Большая коммунальная квартира отходила ко сну.

Стихло на кухне шипенье сковородок и бульканье кастрюль; исчезла терпеливая очередь в ванную; погас в длинном коридоре свет, и сделались невидимы его закоулки — со всяческой рухлядью по углам, с корытами и велосипедами, подвешенными на стены, с голыми лампочками под потолком.

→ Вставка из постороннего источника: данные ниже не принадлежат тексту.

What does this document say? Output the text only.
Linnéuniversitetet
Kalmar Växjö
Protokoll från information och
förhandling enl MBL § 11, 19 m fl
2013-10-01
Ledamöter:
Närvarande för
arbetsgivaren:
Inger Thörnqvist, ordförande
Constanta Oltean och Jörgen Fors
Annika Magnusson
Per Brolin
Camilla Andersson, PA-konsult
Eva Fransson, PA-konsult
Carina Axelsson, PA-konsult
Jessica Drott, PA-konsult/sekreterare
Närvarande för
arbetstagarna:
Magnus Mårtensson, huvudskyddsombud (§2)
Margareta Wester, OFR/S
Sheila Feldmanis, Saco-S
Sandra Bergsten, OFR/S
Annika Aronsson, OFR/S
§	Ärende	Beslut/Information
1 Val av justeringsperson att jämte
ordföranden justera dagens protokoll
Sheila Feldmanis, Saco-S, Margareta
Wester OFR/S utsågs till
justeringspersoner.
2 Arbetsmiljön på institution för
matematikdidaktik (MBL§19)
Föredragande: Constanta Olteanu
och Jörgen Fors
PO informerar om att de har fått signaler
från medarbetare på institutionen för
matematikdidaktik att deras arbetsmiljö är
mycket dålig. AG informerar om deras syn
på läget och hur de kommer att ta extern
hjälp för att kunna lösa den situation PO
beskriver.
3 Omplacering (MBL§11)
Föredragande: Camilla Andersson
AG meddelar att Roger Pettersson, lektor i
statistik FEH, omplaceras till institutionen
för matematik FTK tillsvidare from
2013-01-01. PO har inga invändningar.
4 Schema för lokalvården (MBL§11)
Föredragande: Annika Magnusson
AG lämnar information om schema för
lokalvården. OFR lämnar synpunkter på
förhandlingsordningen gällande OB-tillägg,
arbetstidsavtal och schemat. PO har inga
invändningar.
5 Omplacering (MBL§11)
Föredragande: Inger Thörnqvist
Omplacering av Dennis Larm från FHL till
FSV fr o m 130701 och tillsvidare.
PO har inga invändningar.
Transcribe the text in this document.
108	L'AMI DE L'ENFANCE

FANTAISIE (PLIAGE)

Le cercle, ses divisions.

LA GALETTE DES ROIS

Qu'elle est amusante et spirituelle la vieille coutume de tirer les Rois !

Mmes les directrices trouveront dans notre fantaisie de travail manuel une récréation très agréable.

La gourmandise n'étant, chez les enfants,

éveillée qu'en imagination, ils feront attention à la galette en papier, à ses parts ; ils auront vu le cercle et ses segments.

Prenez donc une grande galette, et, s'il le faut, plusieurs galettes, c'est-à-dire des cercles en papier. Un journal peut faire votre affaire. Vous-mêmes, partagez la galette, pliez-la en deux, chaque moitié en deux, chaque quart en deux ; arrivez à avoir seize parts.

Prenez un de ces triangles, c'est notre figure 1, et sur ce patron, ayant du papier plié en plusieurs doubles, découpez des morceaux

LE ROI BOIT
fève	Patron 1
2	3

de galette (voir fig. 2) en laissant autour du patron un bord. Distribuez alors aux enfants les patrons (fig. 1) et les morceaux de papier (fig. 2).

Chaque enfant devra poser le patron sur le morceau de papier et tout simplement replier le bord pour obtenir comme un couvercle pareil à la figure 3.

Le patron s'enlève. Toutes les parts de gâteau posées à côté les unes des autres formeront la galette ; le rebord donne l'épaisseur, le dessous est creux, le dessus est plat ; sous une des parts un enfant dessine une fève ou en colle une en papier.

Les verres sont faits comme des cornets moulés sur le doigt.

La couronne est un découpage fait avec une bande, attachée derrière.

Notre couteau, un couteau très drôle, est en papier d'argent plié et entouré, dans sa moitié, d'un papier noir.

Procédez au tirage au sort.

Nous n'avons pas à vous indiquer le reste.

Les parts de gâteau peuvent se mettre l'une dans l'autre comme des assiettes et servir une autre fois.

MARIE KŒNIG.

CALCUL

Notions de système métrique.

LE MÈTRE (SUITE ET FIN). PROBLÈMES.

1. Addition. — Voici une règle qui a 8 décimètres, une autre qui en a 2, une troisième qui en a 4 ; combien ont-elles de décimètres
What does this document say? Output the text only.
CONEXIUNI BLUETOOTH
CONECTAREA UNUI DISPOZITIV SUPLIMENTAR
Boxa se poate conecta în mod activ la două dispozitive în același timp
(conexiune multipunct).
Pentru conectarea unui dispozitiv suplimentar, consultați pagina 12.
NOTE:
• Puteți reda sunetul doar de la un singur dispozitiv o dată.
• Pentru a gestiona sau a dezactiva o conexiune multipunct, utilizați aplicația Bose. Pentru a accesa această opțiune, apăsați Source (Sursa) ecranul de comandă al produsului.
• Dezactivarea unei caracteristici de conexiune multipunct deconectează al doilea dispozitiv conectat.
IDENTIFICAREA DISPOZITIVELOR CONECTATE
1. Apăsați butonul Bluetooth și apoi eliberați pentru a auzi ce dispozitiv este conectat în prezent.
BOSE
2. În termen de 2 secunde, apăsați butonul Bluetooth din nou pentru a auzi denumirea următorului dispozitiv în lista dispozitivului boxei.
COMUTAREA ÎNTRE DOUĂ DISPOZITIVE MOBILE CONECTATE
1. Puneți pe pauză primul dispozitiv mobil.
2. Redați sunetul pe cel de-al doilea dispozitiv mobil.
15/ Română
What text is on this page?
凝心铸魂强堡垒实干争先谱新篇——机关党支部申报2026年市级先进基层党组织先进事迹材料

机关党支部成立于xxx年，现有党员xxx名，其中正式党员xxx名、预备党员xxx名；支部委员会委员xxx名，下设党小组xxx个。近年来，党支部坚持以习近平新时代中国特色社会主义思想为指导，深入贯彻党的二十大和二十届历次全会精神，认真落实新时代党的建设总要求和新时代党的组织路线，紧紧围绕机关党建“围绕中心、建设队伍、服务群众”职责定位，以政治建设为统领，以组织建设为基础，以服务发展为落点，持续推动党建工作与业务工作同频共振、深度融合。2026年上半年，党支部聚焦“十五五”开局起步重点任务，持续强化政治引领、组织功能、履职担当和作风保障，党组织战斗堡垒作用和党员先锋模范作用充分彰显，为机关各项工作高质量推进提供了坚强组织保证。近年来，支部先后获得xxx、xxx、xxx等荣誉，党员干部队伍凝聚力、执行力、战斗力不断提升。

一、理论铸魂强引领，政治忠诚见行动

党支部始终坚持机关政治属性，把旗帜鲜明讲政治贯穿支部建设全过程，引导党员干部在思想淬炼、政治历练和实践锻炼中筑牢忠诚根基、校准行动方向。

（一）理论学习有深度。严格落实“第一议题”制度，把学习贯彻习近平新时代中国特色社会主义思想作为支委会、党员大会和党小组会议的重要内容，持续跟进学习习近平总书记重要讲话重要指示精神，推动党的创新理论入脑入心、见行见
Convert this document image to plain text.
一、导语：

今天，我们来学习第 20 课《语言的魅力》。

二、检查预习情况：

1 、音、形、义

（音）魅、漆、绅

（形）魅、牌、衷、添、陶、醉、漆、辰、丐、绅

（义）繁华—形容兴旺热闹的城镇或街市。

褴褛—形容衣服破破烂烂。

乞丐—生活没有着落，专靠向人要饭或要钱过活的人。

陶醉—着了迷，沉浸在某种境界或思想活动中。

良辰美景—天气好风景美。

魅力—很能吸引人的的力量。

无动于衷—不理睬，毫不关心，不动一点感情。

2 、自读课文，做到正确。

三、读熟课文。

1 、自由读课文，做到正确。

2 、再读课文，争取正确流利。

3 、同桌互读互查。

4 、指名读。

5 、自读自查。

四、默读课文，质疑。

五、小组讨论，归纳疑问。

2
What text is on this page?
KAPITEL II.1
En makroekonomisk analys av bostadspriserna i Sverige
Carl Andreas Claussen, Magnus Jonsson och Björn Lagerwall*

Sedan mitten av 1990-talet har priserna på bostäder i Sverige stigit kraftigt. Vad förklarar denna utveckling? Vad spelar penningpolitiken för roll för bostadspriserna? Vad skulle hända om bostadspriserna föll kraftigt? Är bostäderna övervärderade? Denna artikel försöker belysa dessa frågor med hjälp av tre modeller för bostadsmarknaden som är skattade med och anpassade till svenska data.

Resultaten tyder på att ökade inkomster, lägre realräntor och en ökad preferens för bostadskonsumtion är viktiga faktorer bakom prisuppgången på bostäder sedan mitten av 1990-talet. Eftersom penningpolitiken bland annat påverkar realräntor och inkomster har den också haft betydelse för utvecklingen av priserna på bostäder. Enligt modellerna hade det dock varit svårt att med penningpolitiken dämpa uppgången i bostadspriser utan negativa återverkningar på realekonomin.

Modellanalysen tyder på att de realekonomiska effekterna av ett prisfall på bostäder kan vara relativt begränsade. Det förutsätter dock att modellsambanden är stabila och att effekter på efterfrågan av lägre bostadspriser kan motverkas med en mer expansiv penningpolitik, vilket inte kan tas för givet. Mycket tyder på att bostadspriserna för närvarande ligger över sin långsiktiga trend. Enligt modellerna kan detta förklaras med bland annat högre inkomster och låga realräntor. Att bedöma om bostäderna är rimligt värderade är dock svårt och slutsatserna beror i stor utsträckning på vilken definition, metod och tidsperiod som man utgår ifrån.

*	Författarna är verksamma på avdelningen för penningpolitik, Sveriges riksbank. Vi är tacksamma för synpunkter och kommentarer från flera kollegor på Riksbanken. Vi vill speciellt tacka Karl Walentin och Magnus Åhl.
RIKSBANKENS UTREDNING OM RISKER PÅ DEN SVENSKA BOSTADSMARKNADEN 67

Закрылись плотнее двери комнат. Какое-то время из-за этих дверей еще доносились приглушенные голоса и шумы: пластинка докручивала иностранную песенку, вякал кот, просившийся на волю, бормотал и заполошно вскрикивал телевизионный комментатор. Но вскоре и они умолкли.

Засыпала квартира.

* * *

Лишь в одной из комнат — в самом конце коридора — продолжались какие-то странные хлопоты.

Миловидная женщина лет тридцати заканчивала тут уборку. Она подмела шваброй пол, расправила складки дешевого коврика возле двери, вытерла клеенку на обеденном столе. Оглянулась, проверяя: все ли в порядке, все ли радует глаз?

Комната, разделенная фанерной перегородкой, была тесной и неуютной. Однако содержалась образцово. От люстры с пластмассовыми колпачками и до старинной бронзовой ручки на дверях — все было начищено, вымыто и доведено до блеска.